La physionomie de Maria, tandis que sa fille parlait, n’exprimait pas la satisfaction que celle-ci avait cru lui causer. Elle éprouvait au contraire un grand serrement de cœur en apprenant la proposition de Mosco, un Italien qu’elle savait depuis la veille à Combe-Fleurie, où il était venu voir sa sœur Tolia, mariée à un homme du pays. Pourtant Mosco avait la réputation d’être un brave homme et de gagner beaucoup d’argent en exerçant le métier de marchand de bestiaux.

Sur ces entrefaites, L’heureux arriva, et la petite fille lui raconta ce qu’elle venait de dire à sa mère.

Le vieillard avait la meilleure opinion de l’Italien, et puis il pensa qu’il n’aurait aucune peine à décider sa sœur à garder Maria et les trois derniers, du moment que les aînés seraient placés ailleurs et gagneraient leur vie.

« Il faut apprendre cette nouvelle à la tante ! » dit-il en entraînant toute la petite famille dans la chambre de l’infirme.

À peine avait-il répété le récit d’Hermine à la vieille avare que Mosco entra lui-même dans la pièce, où il les trouva tous ensemble.

Alors, d’un air bon enfant qui lui était habituel, il leur dit qu’il était bien fâché du malheur qui frappait Maria et sa famille… Une si excellente femme !… de si braves enfants !… On ne pouvait faire autrement que de chercher à les aider… et justement il avait besoin en ce moment d’une jeune bonne pour garder un petit neveu sans parents qu’il avait recueilli ; quant à Sylvain, il l’utiliserait pour soigner les bêtes qu’il achetait pour les revendre.

« On ne peut mieux parler, ma nièce, fit L’heureux, et je t’engage à accepter les propositions de cet honnête homme.

– Ah ! s’ils étaient plus âgés, s’écria Maria, je ne demanderais pas mieux que de confier mes enfants à Mosco ; mais ils sont si jeunes !… Et puis, encore, si c’était pour vivre dans un village voisin !… mais Mosco demeure très loin !… les pauvres petits seraient malades que je ne pourrais me rendre auprès d’eux pour les soigner !… Non ! malgré tout le désir que j’aurais de profiter de sa bonté, je ne crois pas que ce soit possible.

– Vous vous effrayez bien à tort, riposta Mosco avec bonhomie, je ne demeure pas si loin que cela : on est encore bien vite arrivé chez nous, allez !… Et puis Mine et Sylvain seront trop bien soignés pour tomber malades : nous adorons les enfants, ma femme et moi, et, comme nous n’en avons que deux, cet accroissement de famille sera un vrai bonheur pour nous.

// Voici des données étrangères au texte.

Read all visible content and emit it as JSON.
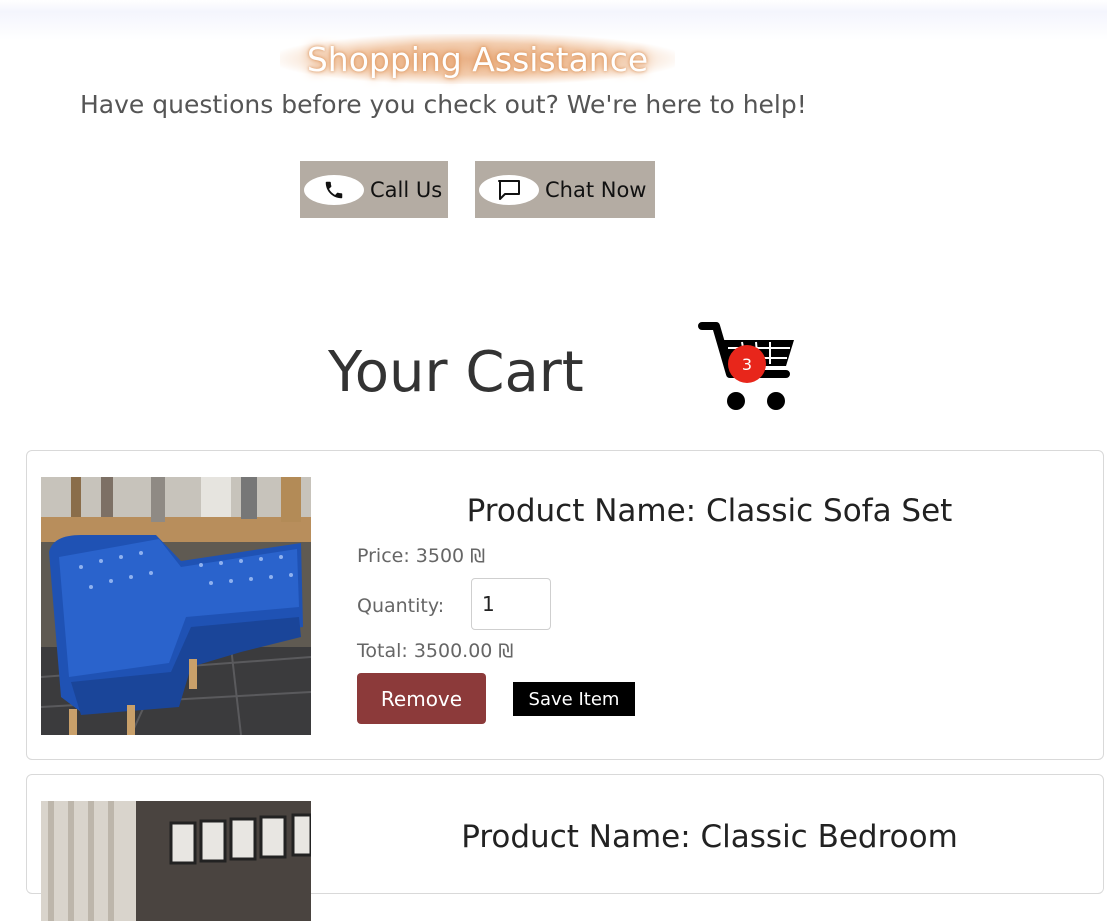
{
  "assistance": {
    "title": "Shopping Assistance",
    "subtitle": "Have questions before you check out? We're here to help!",
    "call_label": "Call Us",
    "chat_label": "Chat Now"
  },
  "cart": {
    "title": "Your Cart",
    "count": "3"
  },
  "items": [
    {
      "name": "Product Name: Classic Sofa Set",
      "price": "Price: 3500 ₪",
      "quantity_label": "Quantity:",
      "quantity": "1",
      "total": "Total: 3500.00 ₪",
      "remove_label": "Remove",
      "save_label": "Save Item",
      "image": "blue tufted corner sofa"
    },
    {
      "name": "Product Name: Classic Bedroom",
      "image": "bedroom with framed pictures"
    }
  ],
  "colors": {
    "remove_button": "#8c3a3a",
    "save_button": "#000000",
    "contact_button": "#b4aca3",
    "badge": "#e8261b"
  }
}
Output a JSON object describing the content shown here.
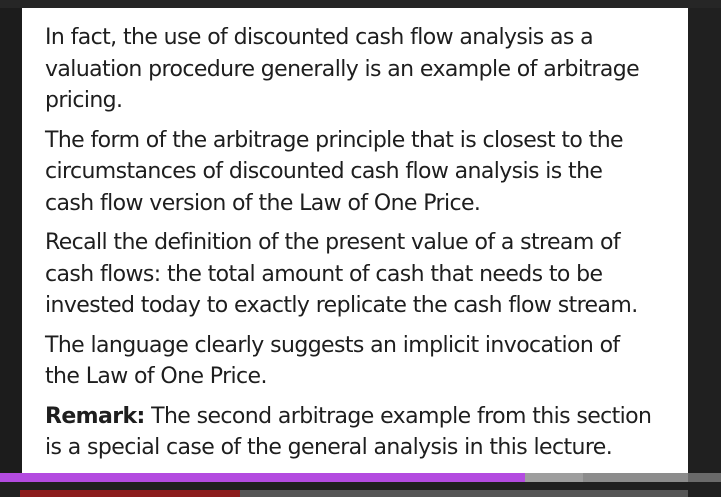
{
  "slide": {
    "paragraphs": [
      {
        "lines": [
          "In fact, the use of discounted cash flow analysis as a",
          "valuation procedure generally is an example of arbitrage",
          "pricing."
        ]
      },
      {
        "lines": [
          "The form of the arbitrage principle that is closest to the",
          "circumstances of discounted cash flow analysis is the",
          "cash flow version of the Law of One Price."
        ]
      },
      {
        "lines": [
          "Recall the definition of the present value of a stream of",
          "cash flows: the total amount of cash that needs to be",
          "invested today to exactly replicate the cash flow stream."
        ]
      },
      {
        "lines": [
          "The language clearly suggests an implicit invocation of",
          "the Law of One Price."
        ]
      }
    ],
    "remark": {
      "label": "Remark:",
      "lines": [
        " The second arbitrage example from this section",
        "is a special case of the general analysis in this lecture."
      ]
    }
  },
  "video": {
    "played_fraction": 0.728,
    "buffered_fraction": 0.809
  },
  "colors": {
    "progress_played": "#b34be0",
    "progress_buffered": "#9e9e9e",
    "footer_accent": "#8c1c1c"
  }
}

Quand je les ramènerai ici, l’année prochaine, en venant faire une visite à ma sœur, vous verrez quelle santé superbe ils auront… C’est qu’on ne manque de rien à la maison : on a tout à gogo, au contraire.

– Tu vois bien, ajouta L’heureux, que les enfants seront mieux avec Mosco qu’avec toi !… Si tu t’obstines à les garder, par une sorte d’égoïsme maternel, ce ne sera pas bien, vraiment !… Tu perdras dans mon crime : on ne doit aimer ses enfants que pour eux. »

La pauvre veuve ne trouvait rien à répondre et ne protestait plus que par ses larmes. Malgré sa répugnance instinctive, elle dut enfin céder aux instances de L’heureux, et autoriser Mosco à emmener les enfants.

L’Italien parut enchanté de cette première victoire, mais il ne s’en contenta point ; il déclara aussitôt qu’il fallait préparer tout de suite les enfants pour le départ, car il comptait se mettre en route aussitôt après le dîner de midi. Il paraissait maintenant très pressé de quitter Combe-Fleurie.

« Oh ! pour le coup, c’est impossible ! s’écria la pauvre mère avec des sanglots, et les mains jointes, pour supplier… Non ! je ne puis leur permettre de partir immédiatement !… Il faut au moins me les laisser quelque temps encore, pour que je puisse m’habituer à l’idée de cette séparation…

– Au contraire ! fit L’heureux, je trouve qu’il vaut mieux brusquer les choses… Plus elles traîneront, plus tu souffriras.

– On voit bien que vous n’avez jamais eu d’enfant, mon oncle !… Mais vous, Mosco, qui en avez et qui les aimez, vous devez mieux me comprendre… Vous pouvez vous imaginer la douleur que j’endure en pensant que je n’aurai plus auprès de moi les chers enfants dont l’affection me rend seule la vie moins amère, depuis que j’ai perdu leur père… Et vous devez trouver avec moi qu’il serait trop cruel de me les enlever aujourd’hui, quand je suis encore sous le coup d’un nouveau malheur, quand je viens de voir brûler mes dernières ressources, le toit de mes enfants !… »

La pauvre femme n’en put dire davantage, tant elle était suffoquée par les larmes.

« Je compatis à votre douleur, et je suis désolé de vous faire de la peine, reprit Mosco dès qu’elle fut en état de l’entendre ; si je le pouvais, je me ferais un plaisir de retarder mon voyage de quelques jours pour vous être agréable ; mais ma femme m’attend impatiemment en Italie, où des affaires pressantes me réclament aussi… C’est le moment d’acheter les troupeaux de moutons, pour les envoyer dans les pâturages des montagnes. Malgré tout mon désir de vous contenter, je ne saurais faire autrement que de partir tout à l’heure.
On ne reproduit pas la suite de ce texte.